Tone Deaf Democrats Get a Message They Can’t Ignore

The thought of a Republican replacing the late Ted Kennedy in the United States Senate would be laughable if it weren’t so scary. Massachusetts is perhaps the most liberal state in America. Only some 15 percent of the state’s population admit to being Republican.

The last Republican senator from Massachusetts was Edward Brooke, who served two terms before being defeated in 1978. Democrats hold all 10 of the state’s U.S. House seats. Republicans didn’t field candidates for six 2008 House races and, in four contested districts, their nominees lost by at least 40 points.

So you would think that Democratic attorney general Martha Coakley would be a shoo-in for Tuesday’s special election to fill Ted Kennedy’s seat. But somehow she has managed to let Republican candidate Scott Brown, a Massachusetts state senator, take the lead in the latest pollbrown.

That’s the same Scott Brown who posed naked for Cosmopolitan Magazine back in 1982 (photo at right). How’s that for a true-blue conservative with solid family values?

The pundits are blaming Coakley’s lackluster campaign for this astounding turn of events. They also note that there’s an “anti-incumbent” mood in America. No kidding.

I would put it a lot more forcefully. People are mad as hell and they aren’t going to take it any more. Americans are tired of being punked, as the kids would say.

One reason for the fury is that their elected representatives have given the key to the national treasury to a gang of crooks posing as financial experts, and trillions of dollars are missing.

You know the story. The smart guys at AIG, Goldman Sachs, Citibank, etc. got hundreds of billions of tax dollars to repay investors who bought securities based on worthless mortgages. Nobody knows just where the tax money went but the financial institutions ended up making record profits and handing out multimillion-dollar bonuses to their executives. A bemused Congress is finally holding hearings and the Justice Department is finally investigating whether there was some hanky-panky going on.

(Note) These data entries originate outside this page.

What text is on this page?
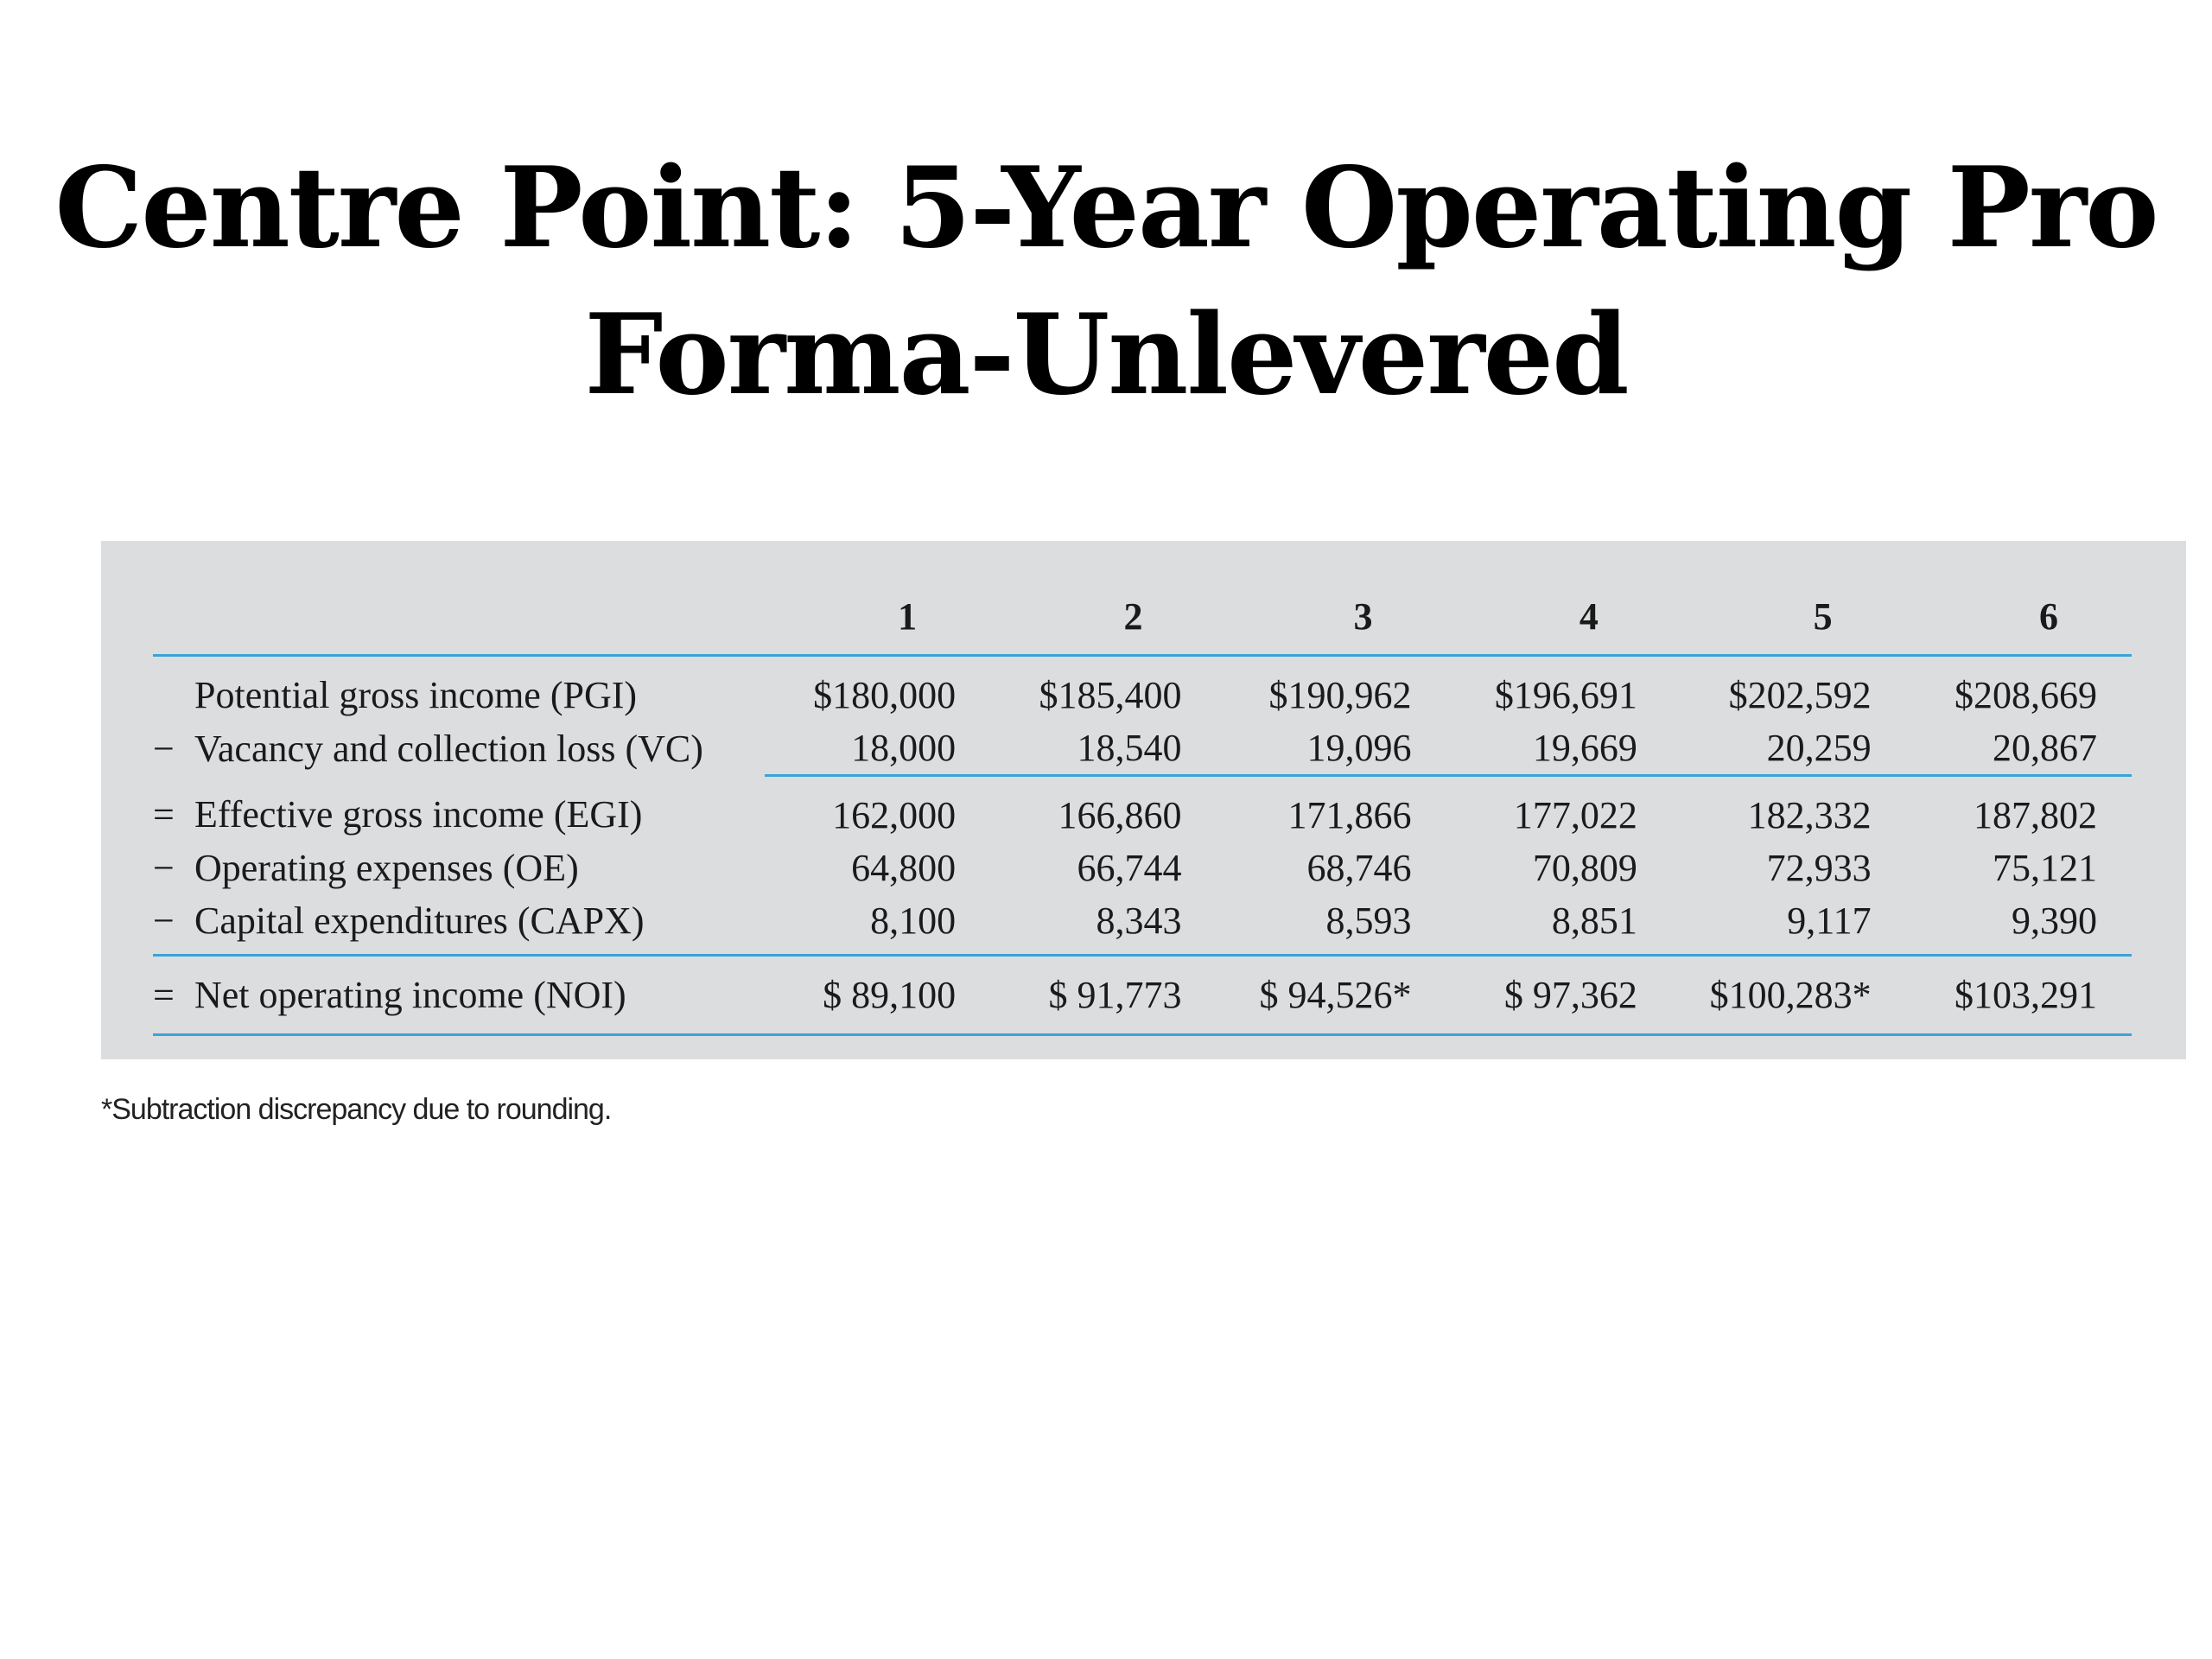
Centre Point: 5-Year Operating Pro
Forma-Unlevered
	1	2	3	4	5	6
Potential gross income (PGI)	$180,000	$185,400	$190,962	$196,691	$202,592	$208,669
− Vacancy and collection loss (VC)	18,000	18,540	19,096	19,669	20,259	20,867
= Effective gross income (EGI)	162,000	166,860	171,866	177,022	182,332	187,802
− Operating expenses (OE)	64,800	66,744	68,746	70,809	72,933	75,121
− Capital expenditures (CAPX)	8,100	8,343	8,593	8,851	9,117	9,390
= Net operating income (NOI)	$ 89,100	$ 91,773	$ 94,526*	$ 97,362	$100,283*	$103,291
*Subtraction discrepancy due to rounding.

Then there was the health care “reform” mess, which revealed how much influence the insurance industry has bought in Congress. You would have to be hiding in a cave not to realize by now that most elected representatives in America – Democrats as well as Republicans – vote according to the will of their major campaign contributors.  The public is so turned off by the wheeling and dealing in Congress that support for health care reform – once quite popular – has all but evaporated.

If Brown wins, Democrats would lose the 60-vote Senate majority needed to finally pass the health-care bill. But the people of Massachusetts don’t seem to care about that. The state has its own health insurance program, for one thing. For another, people are sick of the endless squabbling over “reform.” They’re ready to turn off the whole ugly “debate.”

Of course, voters know that the way things work in Washington is not new. They know Barack Obama and the Democrats didn’t introduce the rampant flimflammery spotlighted by the health care row. That’s the way it was under Bush and the Republicans. Indeed, it has been that way for a very long time.

But the election of a Democratic president and a huge majority in the House and Senate hasn’t changed things that much, either. Treasury Secretary Tim Geithner acts a lot like his predecessor Hank Paulson, and a lot of the Bush and Clinton insiders have turned up in Obama’s administration.

Voters are asking what happened to the “change we can believe in” that Obama promised. And it looks as if they’re ready to take matters into their own hands.

If Coakley survives the scare in Massachusetts, the Democrats would be wise to get the message, anyway. American voters have had it with “business as usual” in Washington. They’ re sick to death of elected representatives selling their votes and lobbyists writing legislation. They’re ready to kick everybody out and start over.